Wednesday, March 11, 2009

The Flowering of New England. Van Wyck Brooks.

New York: E.P. Dutton and Company, Inc. 1952 (1936).

Why read it? Tells the story of the New England Renaissance in the period between the American Revolution and the Civil War.

It was a springtime surge of energy and intellect, a revolution against theology which had crushed the human spirit and confidence. People were no longer willing to be damned. The New England air was filled with a sense of expectation. The present age was the spring season in the moral world.

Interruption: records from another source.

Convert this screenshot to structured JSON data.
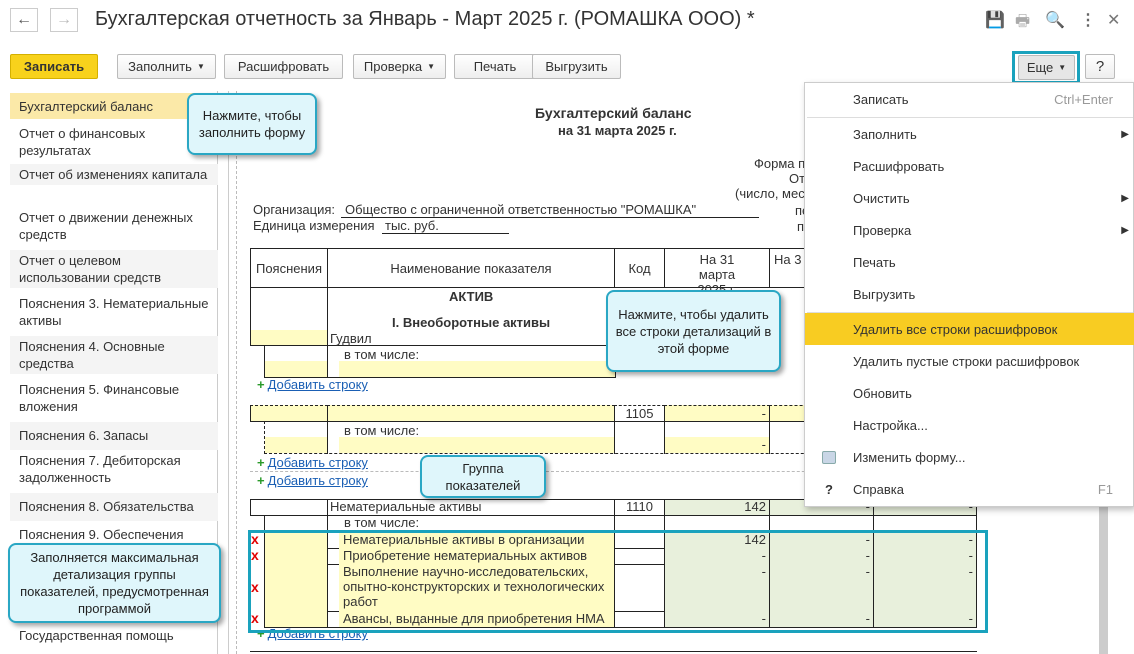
{
  "window": {
    "title": "Бухгалтерская отчетность за Январь - Март 2025 г. (РОМАШКА ООО) *",
    "back": "←",
    "forward": "→",
    "icons": [
      "save-icon",
      "print-icon",
      "preview-icon",
      "more-icon",
      "close-icon"
    ]
  },
  "toolbar": {
    "save": "Записать",
    "fill": "Заполнить",
    "decode": "Расшифровать",
    "check": "Проверка",
    "print": "Печать",
    "export": "Выгрузить",
    "more": "Еще",
    "help": "?"
  },
  "sidebar": {
    "items": [
      "Бухгалтерский баланс",
      "Отчет о финансовых результатах",
      "Отчет об изменениях капитала",
      "Отчет о движении денежных средств",
      "Отчет о целевом использовании средств",
      "Пояснения 3. Нематериальные активы",
      "Пояснения 4. Основные средства",
      "Пояснения 5. Финансовые вложения",
      "Пояснения 6. Запасы",
      "Пояснения 7. Дебиторская задолженность",
      "Пояснения 8. Обязательства",
      "Пояснения 9. Обеспечения",
      "",
      "Государственная помощь"
    ]
  },
  "doc": {
    "title": "Бухгалтерский баланс",
    "subtitle": "на 31 марта 2025 г.",
    "right_labels": [
      "Форма п",
      "Отчетн",
      "(число, мес",
      "пе",
      "п"
    ],
    "org_label": "Организация:",
    "org_value": "Общество с ограниченной ответственностью \"РОМАШКА\"",
    "unit_label": "Единица измерения",
    "unit_value": "тыс. руб.",
    "headers": [
      "Пояснения",
      "Наименование показателя",
      "Код",
      "На 31 марта 2025 г.",
      "На 3"
    ],
    "section": "АКТИВ",
    "subsection": "I. Внеоборотные активы",
    "goodwill": "Гудвил",
    "including": "в том числе:",
    "add_row": "Добавить строку",
    "code_1105": "1105",
    "val_1105": "-",
    "val_1105_sub": "-",
    "ia_name": "Нематериальные активы",
    "ia_code": "1110",
    "ia_values": [
      "142",
      "-",
      "-"
    ],
    "details": [
      {
        "name": "Нематериальные активы в организации",
        "values": [
          "142",
          "-",
          "-"
        ]
      },
      {
        "name": "Приобретение нематериальных активов",
        "values": [
          "-",
          "-",
          "-"
        ]
      },
      {
        "name": "Выполнение научно-исследовательских, опытно-конструкторских и технологических работ",
        "values": [
          "-",
          "-",
          "-"
        ]
      },
      {
        "name": "Авансы, выданные для приобретения НМА",
        "values": [
          "-",
          "-",
          "-"
        ]
      }
    ],
    "delete_mark": "x"
  },
  "menu": {
    "items": [
      {
        "label": "Записать",
        "shortcut": "Ctrl+Enter"
      },
      {
        "label": "Заполнить",
        "submenu": "▶"
      },
      {
        "label": "Расшифровать"
      },
      {
        "label": "Очистить",
        "submenu": "▶"
      },
      {
        "label": "Проверка",
        "submenu": "▶"
      },
      {
        "label": "Печать"
      },
      {
        "label": "Выгрузить"
      },
      {
        "label": "Удалить все строки расшифровок"
      },
      {
        "label": "Удалить пустые строки расшифровок"
      },
      {
        "label": "Обновить"
      },
      {
        "label": "Настройка..."
      },
      {
        "label": "Изменить форму..."
      },
      {
        "label": "Справка",
        "shortcut": "F1",
        "icon": "?"
      }
    ]
  },
  "callouts": {
    "fill": "Нажмите, чтобы заполнить форму",
    "delete": "Нажмите, чтобы удалить все строки детализаций в этой форме",
    "group": "Группа показателей",
    "detail": "Заполняется максимальная детализация группы показателей, предусмотренная программой"
  },
  "colors": {
    "accent": "#2aa7c4",
    "save_button": "#f8d21c",
    "highlight": "#f8cc22",
    "editable": "#fffcc4",
    "computed": "#e8f0dc"
  }
}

In Boston, a morning freshness and a thrill of conscious activity. For Bancroft, God was visible in history and history culminated in the United States. There was a springtime feeling in the air, a joyous sense of awakening, a free creativeness and unconscious pride. The New England mind had crystallized. There was a renaissance in Boston, one of those "heats and genial periods" of which Emerson spoke in "English Traits," by which "high tides are caused in the human spirit."

Sample Quotes:

“Longfellow’s remark that ‘every Bostonian speaks as if he were the Pope.’ ” p. 341. ………. “…and every American morning was a Fourth of July.” p. 138. ………. “What was the meaning of these declamations, this cant about the inalienable rights of men in a country where it was known that Jefferson’s nephew had chopped a slave to pieces with an axe, where beating, branding, mutilating slaves, selling them, kicking them, killing them was all in the nature of the situation?" p. 404.

“Whenever he [Christopher Cranch] came back from Italy, he was struck by the look in people’s faces, the hard, weary expression about the mouth, the quick, shrewd eye, the anxious air; everyone seemed to be worried.” p. 259. ………. Emerson: “Observing the rocks, the grasses, the fishes, the insects, the lions, vultures and elephants, he felt a conviction stirring in him that all these forms of life expressed some property in himself.” p. 207. ………. Louis Sullivan: “Form follows function, function creates form.” p. 463.

“…and everyone knew that his book [Dana’s Two Years Before the Mast] had done as much for the sailors as Dickens had done for the debtors and orphans of England and Uncle Tom’s Cabin for the slaves.” p. 320. ………. Of James T. Fields: “He had served his apprenticeship as a bookseller’s clerk and had startled all the other clerks by guessing, whenever a customer entered the shop, the sort of book the customer presently asked for.” p. 492. ………. “…virtues of silence, secrecy and circumspection…. One should keep one’s countenance open but one’s thoughts close.” p. 10.

“A rule of the household of Wendell Phillips’s father, the first mayor of the city of Boston: “Ask no man to do for you anything that you are not able and willing to do for yourself.” p. 11. ………. “He belongs to that noble race of young Americans for whom the true happiness of man consists in the culture of the intelligence.” p. 132. ………. Of James Russell Lowell: “…his leading trait was a gift of pure enjoyment whether of books or garden flowers, walking, talking, smoking, drinking, reading, a gusto that was new…..” p. 321.

The story of a kind of American Renaissance. A time of achievement and excitement about intellect and culture. But the period had its dark side, too. Slavery. The Flowering of New England is one of the most enjoyable books I have read about one of the most unusual times in American history. The Puritans had put a damper on the human spirit. When that damper was removed, the spirit of New England was elevated to a belief that anything and everything could be learned and achieved. But always in the background was the “sin” of slavery. RayS.